New classical music is well and alive, Brad Wells, director of the vocal collective Roomful of Teeth, said yesterday as he accepted his Grammy for Best Chamber Music/Small Ensemble Performance.

Composer and bandleader Maria Schneider accepts her Grammy Award. Her album Winter Morning Walks earned three awards yesterday at the pre-telecast Grammy ceremony in Los Angeles. – Michael Buckner/Getty Images

It was a comment that echoed throughout the classical Grammy awards, handed out at the pre-telecast ceremony Sunday afternoon at the Nokia Theatre in Los Angeles. Twenty minutes earlier, Wells’ ensemble had performed a section of Partita for 8 Voices by Roomful of Teeth member Caroline Shaw. The composition earned her the Pulitzer Prize for music last year. The award is also a win for the indie-classical label New Amsterdam Records, an ambitious enterprise run by a trio of composers.

But the big winner yesterday was Winter Morning Walks, composer and jazz band leader Maria Schneider’s sumptuously scored yet intimate song cycle of poems by Ted Kooser sung by soprano Dawn Upshaw with the Australian Chamber Orchestra. The album won awards for Best Classical Vocal Solo, Best Contemporary Composition and the award for Best Engineered Album, Classical. The album also includes a second cycle set to poems by Carlos Drummond de Andrade.

Accepting her composer’s award, Schneider made a point to thank her fans. This was a tremendously expensive album that was funded entirely by fans who choose to pay for music and support artists, she said, noting that ArtistShare, the label that provided the fan-based financial framework, was her saving grace in this industry. She also made an impassioned plea against musical piracy on the Internet.

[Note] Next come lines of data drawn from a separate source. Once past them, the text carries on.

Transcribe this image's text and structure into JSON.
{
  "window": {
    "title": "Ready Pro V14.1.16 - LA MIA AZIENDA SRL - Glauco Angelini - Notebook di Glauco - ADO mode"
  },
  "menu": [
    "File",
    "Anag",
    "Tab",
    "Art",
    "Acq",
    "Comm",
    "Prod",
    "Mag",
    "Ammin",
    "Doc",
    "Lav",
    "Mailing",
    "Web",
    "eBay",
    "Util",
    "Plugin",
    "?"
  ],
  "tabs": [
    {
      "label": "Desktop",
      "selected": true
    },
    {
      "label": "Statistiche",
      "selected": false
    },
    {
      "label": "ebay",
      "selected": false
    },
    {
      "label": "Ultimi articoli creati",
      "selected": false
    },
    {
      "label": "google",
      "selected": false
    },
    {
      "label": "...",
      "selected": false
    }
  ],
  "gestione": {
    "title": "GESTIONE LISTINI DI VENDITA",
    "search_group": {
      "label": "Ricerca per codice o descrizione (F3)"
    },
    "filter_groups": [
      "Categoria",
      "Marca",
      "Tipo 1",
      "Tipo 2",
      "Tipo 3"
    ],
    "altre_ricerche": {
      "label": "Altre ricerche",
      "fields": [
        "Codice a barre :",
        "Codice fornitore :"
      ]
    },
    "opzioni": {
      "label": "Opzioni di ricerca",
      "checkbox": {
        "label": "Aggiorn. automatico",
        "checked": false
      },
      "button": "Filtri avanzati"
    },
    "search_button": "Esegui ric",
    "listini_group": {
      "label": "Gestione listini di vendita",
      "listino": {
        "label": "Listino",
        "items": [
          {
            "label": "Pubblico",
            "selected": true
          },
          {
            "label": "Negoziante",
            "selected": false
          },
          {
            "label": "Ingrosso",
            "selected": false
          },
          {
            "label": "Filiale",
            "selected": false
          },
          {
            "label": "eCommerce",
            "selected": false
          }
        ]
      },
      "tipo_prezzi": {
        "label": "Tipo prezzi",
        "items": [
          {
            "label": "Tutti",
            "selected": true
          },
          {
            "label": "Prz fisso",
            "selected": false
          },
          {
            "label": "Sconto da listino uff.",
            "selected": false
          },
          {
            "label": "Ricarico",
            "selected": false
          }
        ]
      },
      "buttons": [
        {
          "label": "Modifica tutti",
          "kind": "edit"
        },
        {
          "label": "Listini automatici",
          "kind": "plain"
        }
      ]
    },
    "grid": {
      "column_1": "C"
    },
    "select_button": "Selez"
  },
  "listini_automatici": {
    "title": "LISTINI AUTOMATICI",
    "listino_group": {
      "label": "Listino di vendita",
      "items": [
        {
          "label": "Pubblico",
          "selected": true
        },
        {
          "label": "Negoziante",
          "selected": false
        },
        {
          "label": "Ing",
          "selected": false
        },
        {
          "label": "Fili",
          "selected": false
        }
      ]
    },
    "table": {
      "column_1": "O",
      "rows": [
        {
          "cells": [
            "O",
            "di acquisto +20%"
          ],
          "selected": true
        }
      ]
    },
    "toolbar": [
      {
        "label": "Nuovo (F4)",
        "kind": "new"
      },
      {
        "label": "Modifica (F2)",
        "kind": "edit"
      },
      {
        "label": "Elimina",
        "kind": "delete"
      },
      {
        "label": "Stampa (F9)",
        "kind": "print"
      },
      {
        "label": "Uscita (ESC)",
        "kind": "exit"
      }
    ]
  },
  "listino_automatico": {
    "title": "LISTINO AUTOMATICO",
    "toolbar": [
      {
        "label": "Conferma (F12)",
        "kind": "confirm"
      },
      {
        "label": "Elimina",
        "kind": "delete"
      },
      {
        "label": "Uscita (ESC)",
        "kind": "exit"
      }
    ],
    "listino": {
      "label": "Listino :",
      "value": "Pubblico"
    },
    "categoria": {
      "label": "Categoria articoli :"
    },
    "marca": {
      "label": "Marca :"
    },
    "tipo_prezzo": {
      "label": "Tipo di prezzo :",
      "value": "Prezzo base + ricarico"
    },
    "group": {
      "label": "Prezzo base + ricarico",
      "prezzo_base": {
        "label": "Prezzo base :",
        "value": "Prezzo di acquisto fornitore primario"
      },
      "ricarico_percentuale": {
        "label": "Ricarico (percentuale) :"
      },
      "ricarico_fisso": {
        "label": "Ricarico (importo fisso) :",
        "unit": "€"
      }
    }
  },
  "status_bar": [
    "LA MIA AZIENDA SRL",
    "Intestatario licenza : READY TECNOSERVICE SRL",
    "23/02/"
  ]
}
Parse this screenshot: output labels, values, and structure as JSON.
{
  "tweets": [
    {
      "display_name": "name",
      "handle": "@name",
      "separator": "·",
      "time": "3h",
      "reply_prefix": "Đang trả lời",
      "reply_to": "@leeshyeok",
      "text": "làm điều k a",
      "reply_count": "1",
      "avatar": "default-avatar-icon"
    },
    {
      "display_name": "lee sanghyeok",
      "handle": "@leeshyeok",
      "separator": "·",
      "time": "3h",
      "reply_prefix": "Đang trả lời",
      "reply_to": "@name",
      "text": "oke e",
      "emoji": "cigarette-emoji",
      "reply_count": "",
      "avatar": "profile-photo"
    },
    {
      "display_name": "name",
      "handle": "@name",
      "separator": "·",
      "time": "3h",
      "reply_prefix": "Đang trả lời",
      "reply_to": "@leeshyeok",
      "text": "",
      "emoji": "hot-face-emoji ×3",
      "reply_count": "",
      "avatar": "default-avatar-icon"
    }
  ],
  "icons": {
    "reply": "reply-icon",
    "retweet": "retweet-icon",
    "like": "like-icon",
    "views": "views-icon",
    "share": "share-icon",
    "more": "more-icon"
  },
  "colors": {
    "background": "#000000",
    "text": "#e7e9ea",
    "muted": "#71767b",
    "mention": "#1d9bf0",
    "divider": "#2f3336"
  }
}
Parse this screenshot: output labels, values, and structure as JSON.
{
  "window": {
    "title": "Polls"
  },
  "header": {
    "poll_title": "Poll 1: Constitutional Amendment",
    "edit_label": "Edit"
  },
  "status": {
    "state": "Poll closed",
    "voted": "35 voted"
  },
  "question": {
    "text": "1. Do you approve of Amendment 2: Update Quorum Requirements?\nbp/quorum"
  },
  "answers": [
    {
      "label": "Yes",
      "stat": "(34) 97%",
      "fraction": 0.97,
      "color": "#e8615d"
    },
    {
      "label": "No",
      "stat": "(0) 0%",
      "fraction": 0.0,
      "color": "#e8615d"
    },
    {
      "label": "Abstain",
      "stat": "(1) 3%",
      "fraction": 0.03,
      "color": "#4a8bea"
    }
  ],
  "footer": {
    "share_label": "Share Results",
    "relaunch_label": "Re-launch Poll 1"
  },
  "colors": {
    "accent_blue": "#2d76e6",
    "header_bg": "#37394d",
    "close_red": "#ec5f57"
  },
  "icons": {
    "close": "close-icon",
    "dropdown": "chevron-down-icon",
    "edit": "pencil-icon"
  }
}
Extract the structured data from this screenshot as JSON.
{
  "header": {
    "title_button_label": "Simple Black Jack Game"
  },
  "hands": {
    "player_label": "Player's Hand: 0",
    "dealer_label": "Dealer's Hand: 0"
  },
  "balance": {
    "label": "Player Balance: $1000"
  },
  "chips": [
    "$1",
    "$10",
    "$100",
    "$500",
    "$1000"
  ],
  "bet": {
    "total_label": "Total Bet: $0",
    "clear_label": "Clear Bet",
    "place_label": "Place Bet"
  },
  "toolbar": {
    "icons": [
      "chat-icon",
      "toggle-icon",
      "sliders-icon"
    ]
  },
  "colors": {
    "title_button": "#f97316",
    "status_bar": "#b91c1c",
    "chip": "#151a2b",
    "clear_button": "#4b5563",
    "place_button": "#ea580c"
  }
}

Recent music by Thomas Adès and John Corigliano also won awards. While many awardees were absent from the ceremony, leaving presenters to awkwardly accept the awards at the podium, Adès was on hand to receive his Grammy for Best Opera Recording for The Tempest. Looking genuinely surprised, the British composer started his acceptance speech with a single word: Crikey! He went on to thank the stagehands at the Met (where his opera was produced last season) and its general manager, Peter Gelb, who put opera in movie theaters for the first time.

David Alan Miller, the adventurous music director of the Albany Symphony, accepted the award for his ensemble’s recording of Corigliano’s Conjurer: Concerto for Percussionist and String Orchestra with soloist Evelyn Glennie. Miller thanked his orchestra musicians, saying they believe that the music of our time belongs at its rightful place at the center of every orchestra’s repertoire.

Adam’s Lament, a work by contemporary Estonian composer Arvo Pärt, earned the award for Best Choral Performance, while the beleaguered Minnesota Orchestra (freshly emerged from a 15-month labor dispute) won the award for Best Orchestral Performance for its recording of the First and Fourth Symphonies by Sibelius with former music director Osmo Vänskä.